Несколько лет назад я наблюдал, как Михаил работал над одним парнем. Он превратил пытку в искусство. Если Михаил больше ничего не смог вытянуть из дилера, значит, ничего и не осталось.
Роман откладывает папку в сторону и подается вперед, опираясь локтями на стол.
— Итак, переходим ко второму вопросу. Какого черта вы все подбираете на улице женщин без сознания и забираете их к себе домой?
Все поворачивают головы в сторону Сергея, который сидит справа от меня.
— Ой, не смотрите на меня! — смеется Сергей. — Я свою давно подобрал, и с меня хватит.
— Думаешь, мы забыли, к какому грандиозному срачу это привело? — огрызается Роман. — По всей Мексике до сих пор ходят слухи о том, что произошло с комплексом Сандовала. Многие не верят в ту чушь, которую несет правительство, что виновато землетрясение, и считают, что это был удар метеорита.
— Ну, поскольку Паша ни черта не смыслит во взрывчатке, я бы сказал, что у нас все в порядке, — ухмыляется Сергей. — Может, поделишься чем-нибудь о девушке, которая, как мне сказал Роман, у тебя дома?
Внимание всех сразу переключается на меня.
— Я понятия не имею, кто она такая. Она не говорит. Но когда ее нашел, она была накачана той же дрянью, что продавалась в «Урале».

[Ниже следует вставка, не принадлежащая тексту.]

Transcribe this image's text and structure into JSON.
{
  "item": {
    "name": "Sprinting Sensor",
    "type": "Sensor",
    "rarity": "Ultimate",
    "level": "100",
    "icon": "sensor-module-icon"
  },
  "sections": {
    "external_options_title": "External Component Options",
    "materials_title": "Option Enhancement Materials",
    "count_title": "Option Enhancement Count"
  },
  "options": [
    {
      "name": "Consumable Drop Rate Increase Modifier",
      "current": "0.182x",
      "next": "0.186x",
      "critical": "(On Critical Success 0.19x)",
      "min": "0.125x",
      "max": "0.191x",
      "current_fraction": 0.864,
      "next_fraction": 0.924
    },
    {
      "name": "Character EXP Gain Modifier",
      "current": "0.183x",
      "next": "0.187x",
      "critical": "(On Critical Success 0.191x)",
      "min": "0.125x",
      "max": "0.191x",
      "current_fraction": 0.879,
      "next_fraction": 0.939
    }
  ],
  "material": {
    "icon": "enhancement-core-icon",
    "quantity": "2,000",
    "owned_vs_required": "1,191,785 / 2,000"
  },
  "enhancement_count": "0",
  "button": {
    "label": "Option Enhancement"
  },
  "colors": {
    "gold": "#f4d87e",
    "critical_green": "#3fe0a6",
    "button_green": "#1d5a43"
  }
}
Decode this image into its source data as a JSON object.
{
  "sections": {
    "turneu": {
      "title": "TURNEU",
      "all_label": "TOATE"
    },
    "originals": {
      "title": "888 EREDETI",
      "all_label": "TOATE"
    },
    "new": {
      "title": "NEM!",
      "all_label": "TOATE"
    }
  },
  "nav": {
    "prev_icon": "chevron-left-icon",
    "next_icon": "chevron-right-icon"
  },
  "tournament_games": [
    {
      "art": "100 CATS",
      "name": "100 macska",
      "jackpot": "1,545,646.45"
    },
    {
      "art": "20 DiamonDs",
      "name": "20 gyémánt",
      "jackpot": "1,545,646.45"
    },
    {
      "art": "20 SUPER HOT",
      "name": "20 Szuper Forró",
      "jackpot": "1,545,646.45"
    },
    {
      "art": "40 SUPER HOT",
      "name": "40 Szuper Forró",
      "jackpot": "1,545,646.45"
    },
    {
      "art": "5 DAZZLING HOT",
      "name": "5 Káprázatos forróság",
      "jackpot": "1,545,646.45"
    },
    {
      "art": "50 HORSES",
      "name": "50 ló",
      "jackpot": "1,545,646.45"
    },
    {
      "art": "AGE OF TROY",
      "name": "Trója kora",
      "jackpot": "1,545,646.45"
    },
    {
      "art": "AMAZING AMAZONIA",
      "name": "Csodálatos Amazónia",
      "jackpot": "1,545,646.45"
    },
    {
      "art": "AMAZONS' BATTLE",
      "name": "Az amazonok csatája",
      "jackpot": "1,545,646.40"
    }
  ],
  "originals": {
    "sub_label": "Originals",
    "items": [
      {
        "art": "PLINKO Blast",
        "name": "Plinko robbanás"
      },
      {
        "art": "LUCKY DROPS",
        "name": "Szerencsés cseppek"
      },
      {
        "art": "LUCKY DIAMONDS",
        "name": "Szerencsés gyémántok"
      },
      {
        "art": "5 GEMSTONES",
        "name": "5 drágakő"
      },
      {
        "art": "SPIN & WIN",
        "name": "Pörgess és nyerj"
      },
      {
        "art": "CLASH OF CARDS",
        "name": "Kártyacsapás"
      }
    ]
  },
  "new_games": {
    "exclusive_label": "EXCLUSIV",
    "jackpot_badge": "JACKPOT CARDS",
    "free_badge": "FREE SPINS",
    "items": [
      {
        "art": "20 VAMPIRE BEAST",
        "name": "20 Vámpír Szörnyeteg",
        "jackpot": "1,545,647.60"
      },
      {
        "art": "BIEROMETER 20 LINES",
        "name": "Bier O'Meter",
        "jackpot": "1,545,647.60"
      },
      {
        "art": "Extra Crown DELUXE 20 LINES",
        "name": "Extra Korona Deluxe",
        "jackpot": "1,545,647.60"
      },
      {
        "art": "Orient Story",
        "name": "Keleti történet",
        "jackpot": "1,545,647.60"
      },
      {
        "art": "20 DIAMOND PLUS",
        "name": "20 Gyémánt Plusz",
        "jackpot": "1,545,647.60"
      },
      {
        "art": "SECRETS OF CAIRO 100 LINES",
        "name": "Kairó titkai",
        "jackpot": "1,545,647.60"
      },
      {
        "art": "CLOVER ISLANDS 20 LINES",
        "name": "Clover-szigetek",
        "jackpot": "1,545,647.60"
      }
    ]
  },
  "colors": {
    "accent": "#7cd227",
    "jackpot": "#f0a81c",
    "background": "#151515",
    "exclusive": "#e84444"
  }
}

— Мне нужна информация об этом новом препарате, — говорит Роман. — Я хочу знать, кто его производит и с какой целью. И я хочу, чтобы с ними разобрались. Дочь Федора была хорошей девочкой. Все, кто хоть как-то причастен к ее смерти, заплатят за это. Кровью.
Он кивает головой в сторону двери — значит, встреча окончена. Костя и Михаил выходят из кабинета первыми, за ними — остальные.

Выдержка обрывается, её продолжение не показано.